Topic 1 (biological molecules) — cofactor structures. Coenzyme A is built from pantothenic acid (vitamin B5) plus a thiol (-SH) group that forms the high-energy thioester bond with the acetyl group — what makes acetyl-CoA energy-rich enough to drive citrate formation. Thiamine pyrophosphate (TPP) (vitamin B1) is the essential cofactor for the PDH E1 subunit, which is why thiamine deficiency (beriberi, Wernicke–Korsakoff syndrome) causes lactic acidosis: PDH stalls, pyruvate accumulates, lactate rises.

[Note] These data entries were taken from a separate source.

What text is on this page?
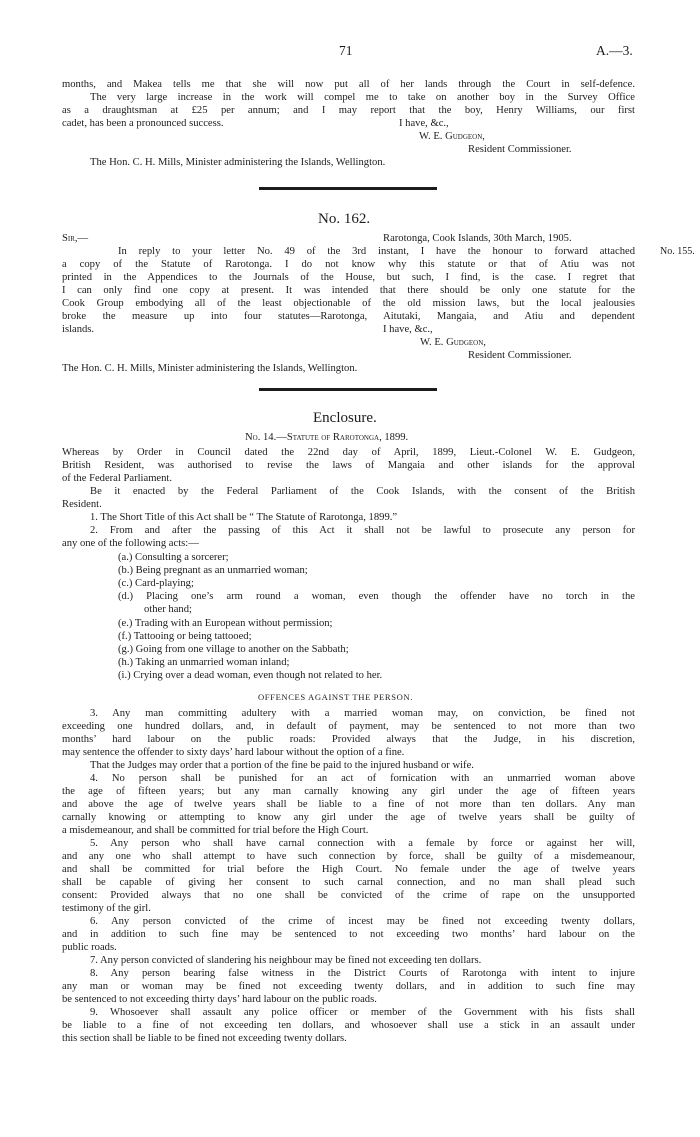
71	A.—3.
months, and Makea tells me that she will now put all of her lands through the Court in self-defence.
The very large increase in the work will compel me to take on another boy in the Survey Office
as a draughtsman at £25 per annum; and I may report that the boy, Henry Williams, our first
cadet, has been a pronounced success.	I have, &c.,
W. E. Gudgeon,
Resident Commissioner.
The Hon. C. H. Mills, Minister administering the Islands, Wellington.
No. 162.
Sir,—	Rarotonga, Cook Islands, 30th March, 1905.
No. 155.
In reply to your letter No. 49 of the 3rd instant, I have the honour to forward attached
a copy of the Statute of Rarotonga. I do not know why this statute or that of Atiu was not
printed in the Appendices to the Journals of the House, but such, I find, is the case. I regret that
I can only find one copy at present. It was intended that there should be only one statute for the
Cook Group embodying all of the least objectionable of the old mission laws, but the local jealousies
broke the measure up into four statutes—Rarotonga, Aitutaki, Mangaia, and Atiu and dependent
islands.	I have, &c.,
W. E. Gudgeon,
Resident Commissioner.
The Hon. C. H. Mills, Minister administering the Islands, Wellington.
Enclosure.
No. 14.—Statute of Rarotonga, 1899.
Whereas by Order in Council dated the 22nd day of April, 1899, Lieut.-Colonel W. E. Gudgeon,
British Resident, was authorised to revise the laws of Mangaia and other islands for the approval
of the Federal Parliament.
Be it enacted by the Federal Parliament of the Cook Islands, with the consent of the British
Resident.
1. The Short Title of this Act shall be “ The Statute of Rarotonga, 1899.”
2. From and after the passing of this Act it shall not be lawful to prosecute any person for
any one of the following acts:—
(a.) Consulting a sorcerer;
(b.) Being pregnant as an unmarried woman;
(c.) Card-playing;
(d.) Placing one’s arm round a woman, even though the offender have no torch in the
other hand;
(e.) Trading with an European without permission;
(f.) Tattooing or being tattooed;
(g.) Going from one village to another on the Sabbath;
(h.) Taking an unmarried woman inland;
(i.) Crying over a dead woman, even though not related to her.
OFFENCES AGAINST THE PERSON.
3. Any man committing adultery with a married woman may, on conviction, be fined not
exceeding one hundred dollars, and, in default of payment, may be sentenced to not more than two
months’ hard labour on the public roads: Provided always that the Judge, in his discretion,
may sentence the offender to sixty days’ hard labour without the option of a fine.
That the Judges may order that a portion of the fine be paid to the injured husband or wife.
4. No person shall be punished for an act of fornication with an unmarried woman above
the age of fifteen years; but any man carnally knowing any girl under the age of fifteen years
and above the age of twelve years shall be liable to a fine of not more than ten dollars. Any man
carnally knowing or attempting to know any girl under the age of twelve years shall be guilty of
a misdemeanour, and shall be committed for trial before the High Court.
5. Any person who shall have carnal connection with a female by force or against her will,
and any one who shall attempt to have such connection by force, shall be guilty of a misdemeanour,
and shall be committed for trial before the High Court. No female under the age of twelve years
shall be capable of giving her consent to such carnal connection, and no man shall plead such
consent: Provided always that no one shall be convicted of the crime of rape on the unsupported
testimony of the girl.
6. Any person convicted of the crime of incest may be fined not exceeding twenty dollars,
and in addition to such fine may be sentenced to not exceeding two months’ hard labour on the
public roads.
7. Any person convicted of slandering his neighbour may be fined not exceeding ten dollars.
8. Any person bearing false witness in the District Courts of Rarotonga with intent to injure
any man or woman may be fined not exceeding twenty dollars, and in addition to such fine may
be sentenced to not exceeding thirty days’ hard labour on the public roads.
9. Whosoever shall assault any police officer or member of the Government with his fists shall
be liable to a fine of not exceeding ten dollars, and whosoever shall use a stick in an assault under
this section shall be liable to be fined not exceeding twenty dollars.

Amphibolic role — Krebs intermediates feed biosynthesis. The cycle is amphibolic: α-ketoglutarate is the carbon skeleton for glutamate (and via transamination, other amino acids); oxaloacetate is the precursor of aspartate and (via PEP carboxykinase) of gluconeogenesis; cytoplasmic citrate is cleaved to acetyl-CoA + oxaloacetate to fuel fatty acid synthesis. Removed intermediates must be replenished by anaplerotic reactions — chiefly pyruvate carboxylase (pyruvate + CO2 + ATP → oxaloacetate).
Allosteric regulation — the PDH checkpoint. PDH is the committed step for glucose-derived carbon entering oxidation. It is allosterically inhibited by high acetyl-CoA, NADH and ATP (end-product inhibition), and covalently regulated by reversible phosphorylation: PDH kinase inactivates (when ATP is high); PDH phosphatase reactivates (when Ca2+ rises, e.g. in contracting muscle). PDH thus integrates fast (allosteric) and slow (covalent) energy signals.
Topic 8 (mitochondrial disease) — Krebs enzyme mutations. SDH-subunit mutations cause familial paraganglioma/phaeochromocytoma: succinate accumulates, inhibits prolyl hydroxylases, and stabilises HIF-1α, driving a pseudohypoxic transcriptional response and tumourigenesis. PDH-complex mutations more commonly cause congenital lactic acidosis with neurological involvement.